This year’s ‘Freedom Ride’ cancelled

This past weekend would have marked the 11th-annual “Freedom Ride” at Joyce Young’s Trail’s End Riding Stables north of Devlin.
But due to some discrepancies with the business licences Fort Frances instituted this year, Young decided to cancel the event.
She noted she doesn’t have the money to pay for a licence to hold the fundraiser for the Northern Therapeutic Riding Association (NORTRA).
When contacted, Fort Frances clerk Glenn Treftlin couldn’t confirm whether the “Freedom Ride,” or gathering pledges for this event, should be directly affected by the bylaw and suggested Young call the town again.
“If she could establish to us that she is not a business and this is not for her own personal gain, then we would make a determination at that point,” Treftlin said.
But regardless, Young said it would be too late to hold the “Freedom Ride” this year since the pledge forms normally go out in the spring. She added she perhaps will look into holding the event again next year.
Young noted the “Freedom Ride” has raised several thousands of dollars a year over the past decade for NORTRA, which provides local children and adults with physical and developmental disabilities an opportunity to ride a horse.

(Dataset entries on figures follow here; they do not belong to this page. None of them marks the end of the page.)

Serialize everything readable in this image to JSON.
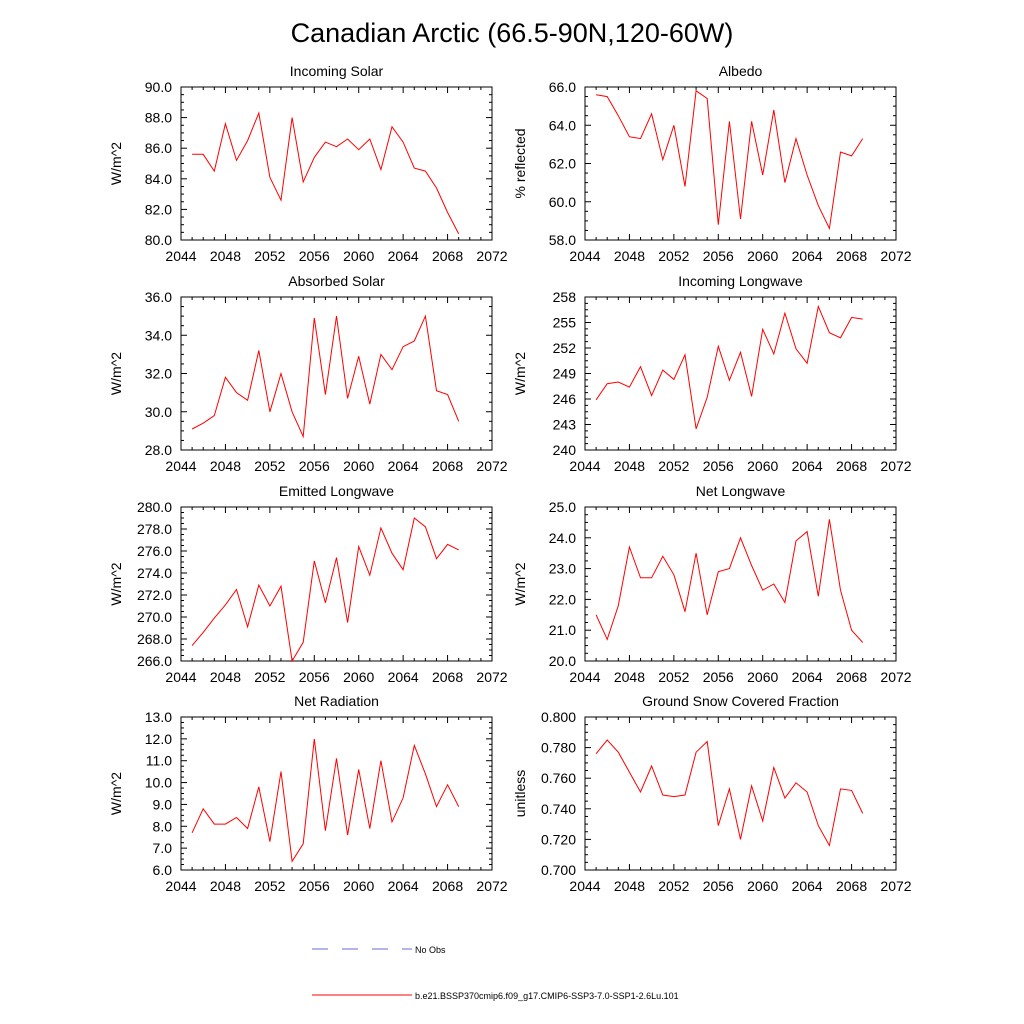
{
  "page_title": "Canadian Arctic (66.5-90N,120-60W)",
  "colors": {
    "series": "#ff0000",
    "obs": "#6a6ad8",
    "axis": "#000000"
  },
  "legend": {
    "obs_label": "No Obs",
    "series_label": "b.e21.BSSP370cmip6.f09_g17.CMIP6-SSP3-7.0-SSP1-2.6Lu.101"
  },
  "chart_data": [
    {
      "type": "line",
      "title": "Incoming Solar",
      "ylabel": "W/m^2",
      "xlim": [
        2044,
        2072
      ],
      "ylim": [
        80,
        90
      ],
      "xticks": [
        2044,
        2048,
        2052,
        2056,
        2060,
        2064,
        2068,
        2072
      ],
      "yticks": [
        "80.0",
        "82.0",
        "84.0",
        "86.0",
        "88.0",
        "90.0"
      ],
      "x": [
        2045,
        2046,
        2047,
        2048,
        2049,
        2050,
        2051,
        2052,
        2053,
        2054,
        2055,
        2056,
        2057,
        2058,
        2059,
        2060,
        2061,
        2062,
        2063,
        2064,
        2065,
        2066,
        2067,
        2068,
        2069
      ],
      "values": [
        85.6,
        85.6,
        84.5,
        87.6,
        85.2,
        86.5,
        88.3,
        84.1,
        82.6,
        88.0,
        83.8,
        85.4,
        86.4,
        86.1,
        86.6,
        85.9,
        86.6,
        84.6,
        87.4,
        86.4,
        84.7,
        84.5,
        83.4,
        81.8,
        80.4
      ]
    },
    {
      "type": "line",
      "title": "Albedo",
      "ylabel": "% reflected",
      "xlim": [
        2044,
        2072
      ],
      "ylim": [
        58,
        66
      ],
      "xticks": [
        2044,
        2048,
        2052,
        2056,
        2060,
        2064,
        2068,
        2072
      ],
      "yticks": [
        "58.0",
        "60.0",
        "62.0",
        "64.0",
        "66.0"
      ],
      "x": [
        2045,
        2046,
        2047,
        2048,
        2049,
        2050,
        2051,
        2052,
        2053,
        2054,
        2055,
        2056,
        2057,
        2058,
        2059,
        2060,
        2061,
        2062,
        2063,
        2064,
        2065,
        2066,
        2067,
        2068,
        2069
      ],
      "values": [
        65.6,
        65.5,
        64.5,
        63.4,
        63.3,
        64.6,
        62.2,
        64.0,
        60.8,
        65.8,
        65.4,
        58.8,
        64.2,
        59.1,
        64.2,
        61.4,
        64.8,
        61.0,
        63.3,
        61.4,
        59.8,
        58.6,
        62.6,
        62.4,
        63.3
      ]
    },
    {
      "type": "line",
      "title": "Absorbed Solar",
      "ylabel": "W/m^2",
      "xlim": [
        2044,
        2072
      ],
      "ylim": [
        28,
        36
      ],
      "xticks": [
        2044,
        2048,
        2052,
        2056,
        2060,
        2064,
        2068,
        2072
      ],
      "yticks": [
        "28.0",
        "30.0",
        "32.0",
        "34.0",
        "36.0"
      ],
      "x": [
        2045,
        2046,
        2047,
        2048,
        2049,
        2050,
        2051,
        2052,
        2053,
        2054,
        2055,
        2056,
        2057,
        2058,
        2059,
        2060,
        2061,
        2062,
        2063,
        2064,
        2065,
        2066,
        2067,
        2068,
        2069
      ],
      "values": [
        29.1,
        29.4,
        29.8,
        31.8,
        31.0,
        30.6,
        33.2,
        30.0,
        32.0,
        30.0,
        28.7,
        34.9,
        30.9,
        35.0,
        30.7,
        32.9,
        30.4,
        33.0,
        32.2,
        33.4,
        33.7,
        35.0,
        31.1,
        30.9,
        29.5
      ]
    },
    {
      "type": "line",
      "title": "Incoming Longwave",
      "ylabel": "W/m^2",
      "xlim": [
        2044,
        2072
      ],
      "ylim": [
        240,
        258
      ],
      "xticks": [
        2044,
        2048,
        2052,
        2056,
        2060,
        2064,
        2068,
        2072
      ],
      "yticks": [
        "240",
        "243",
        "246",
        "249",
        "252",
        "255",
        "258"
      ],
      "x": [
        2045,
        2046,
        2047,
        2048,
        2049,
        2050,
        2051,
        2052,
        2053,
        2054,
        2055,
        2056,
        2057,
        2058,
        2059,
        2060,
        2061,
        2062,
        2063,
        2064,
        2065,
        2066,
        2067,
        2068,
        2069
      ],
      "values": [
        245.9,
        247.8,
        248.0,
        247.4,
        249.8,
        246.4,
        249.4,
        248.3,
        251.2,
        242.5,
        246.2,
        252.2,
        248.2,
        251.5,
        246.3,
        254.2,
        251.3,
        256.1,
        251.9,
        250.2,
        256.9,
        253.8,
        253.2,
        255.6,
        255.4
      ]
    },
    {
      "type": "line",
      "title": "Emitted Longwave",
      "ylabel": "W/m^2",
      "xlim": [
        2044,
        2072
      ],
      "ylim": [
        266,
        280
      ],
      "xticks": [
        2044,
        2048,
        2052,
        2056,
        2060,
        2064,
        2068,
        2072
      ],
      "yticks": [
        "266.0",
        "268.0",
        "270.0",
        "272.0",
        "274.0",
        "276.0",
        "278.0",
        "280.0"
      ],
      "x": [
        2045,
        2046,
        2047,
        2048,
        2049,
        2050,
        2051,
        2052,
        2053,
        2054,
        2055,
        2056,
        2057,
        2058,
        2059,
        2060,
        2061,
        2062,
        2063,
        2064,
        2065,
        2066,
        2067,
        2068,
        2069
      ],
      "values": [
        267.4,
        268.6,
        269.9,
        271.1,
        272.5,
        269.1,
        272.9,
        271.0,
        272.8,
        266.0,
        267.7,
        275.1,
        271.3,
        275.4,
        269.5,
        276.4,
        273.8,
        278.1,
        275.8,
        274.3,
        279.0,
        278.2,
        275.3,
        276.6,
        276.1
      ]
    },
    {
      "type": "line",
      "title": "Net Longwave",
      "ylabel": "W/m^2",
      "xlim": [
        2044,
        2072
      ],
      "ylim": [
        20,
        25
      ],
      "xticks": [
        2044,
        2048,
        2052,
        2056,
        2060,
        2064,
        2068,
        2072
      ],
      "yticks": [
        "20.0",
        "21.0",
        "22.0",
        "23.0",
        "24.0",
        "25.0"
      ],
      "x": [
        2045,
        2046,
        2047,
        2048,
        2049,
        2050,
        2051,
        2052,
        2053,
        2054,
        2055,
        2056,
        2057,
        2058,
        2059,
        2060,
        2061,
        2062,
        2063,
        2064,
        2065,
        2066,
        2067,
        2068,
        2069
      ],
      "values": [
        21.5,
        20.7,
        21.8,
        23.7,
        22.7,
        22.7,
        23.4,
        22.8,
        21.6,
        23.5,
        21.5,
        22.9,
        23.0,
        24.0,
        23.1,
        22.3,
        22.5,
        21.9,
        23.9,
        24.2,
        22.1,
        24.6,
        22.3,
        21.0,
        20.6
      ]
    },
    {
      "type": "line",
      "title": "Net Radiation",
      "ylabel": "W/m^2",
      "xlim": [
        2044,
        2072
      ],
      "ylim": [
        6,
        13
      ],
      "xticks": [
        2044,
        2048,
        2052,
        2056,
        2060,
        2064,
        2068,
        2072
      ],
      "yticks": [
        "6.0",
        "7.0",
        "8.0",
        "9.0",
        "10.0",
        "11.0",
        "12.0",
        "13.0"
      ],
      "x": [
        2045,
        2046,
        2047,
        2048,
        2049,
        2050,
        2051,
        2052,
        2053,
        2054,
        2055,
        2056,
        2057,
        2058,
        2059,
        2060,
        2061,
        2062,
        2063,
        2064,
        2065,
        2066,
        2067,
        2068,
        2069
      ],
      "values": [
        7.7,
        8.8,
        8.1,
        8.1,
        8.4,
        7.9,
        9.8,
        7.3,
        10.5,
        6.4,
        7.2,
        12.0,
        7.8,
        11.1,
        7.6,
        10.6,
        7.9,
        11.0,
        8.2,
        9.3,
        11.7,
        10.4,
        8.9,
        9.9,
        8.9
      ]
    },
    {
      "type": "line",
      "title": "Ground Snow Covered Fraction",
      "ylabel": "unitless",
      "xlim": [
        2044,
        2072
      ],
      "ylim": [
        0.7,
        0.8
      ],
      "xticks": [
        2044,
        2048,
        2052,
        2056,
        2060,
        2064,
        2068,
        2072
      ],
      "yticks": [
        "0.700",
        "0.720",
        "0.740",
        "0.760",
        "0.780",
        "0.800"
      ],
      "x": [
        2045,
        2046,
        2047,
        2048,
        2049,
        2050,
        2051,
        2052,
        2053,
        2054,
        2055,
        2056,
        2057,
        2058,
        2059,
        2060,
        2061,
        2062,
        2063,
        2064,
        2065,
        2066,
        2067,
        2068,
        2069
      ],
      "values": [
        0.776,
        0.785,
        0.777,
        0.764,
        0.751,
        0.768,
        0.749,
        0.748,
        0.749,
        0.777,
        0.784,
        0.729,
        0.753,
        0.72,
        0.755,
        0.732,
        0.767,
        0.747,
        0.757,
        0.751,
        0.729,
        0.716,
        0.753,
        0.752,
        0.737
      ]
    }
  ]
}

The program is therapeutic because the individual gets exercise, as well as the freedom to move safely on the back of a well-trained animal.
“I try to charge $20 a session for insurance,” Young said. “And if they don’t have the money, as long as the ‘Freedom Ride’ pays for the insurance and hay, then I do it for [no cost].”
But Young speculated she might have to terminate the program due to the financial burden. In fact, she’s already closed the doors to the Trail’s End Riding Stables as of Aug. 31.
“For the first three years [of the therapeutic riding program], I did it for nothing and we decided a little bit of money could come in.” she noted.
“We started charging $10 a session, but expenses kept getting worse and worse,” she said of the operation, which began in the early 1980s.
But when the “Freedom Ride” began to provide fundraising dollars, Young was able to manage until now.
“There’s not enough money to help me with the horses and there’s no money coming in anywhere—no grants or anything,” she remarked. “And even some of the children are getting cut back from the government . . . and, of course, horseback riding is the first thing to go.
“So it’s basically coming out of the parents’ pockets.”
Young indicated she once had more than 20 individuals participating in the therapeutic riding program, but she’s down to about four or five whose parents can afford the cost.
“I’m sorry to see it go,” NORTRA volunteer Carol Kliner said about the “Freedom Ride.”
“[Young] needs those funds to keep the horses in shape for these kids,” she stressed.
“It’s devastating,” echoed Young. “It’s been my life work for close to 25 years, but there’s not much I can do about it.
“Maybe it’s time for me to retire,” she chuckled.
But Young noted there’s the possibility of a young woman moving to the area who may took over the operation.
“She could take some of my horses and continue with it,” she explained. “I’ve got my fingers crossed. So then I can lay back a little bit and maybe she can find more funding.
“And I can always help and offer my expertise,” Young added.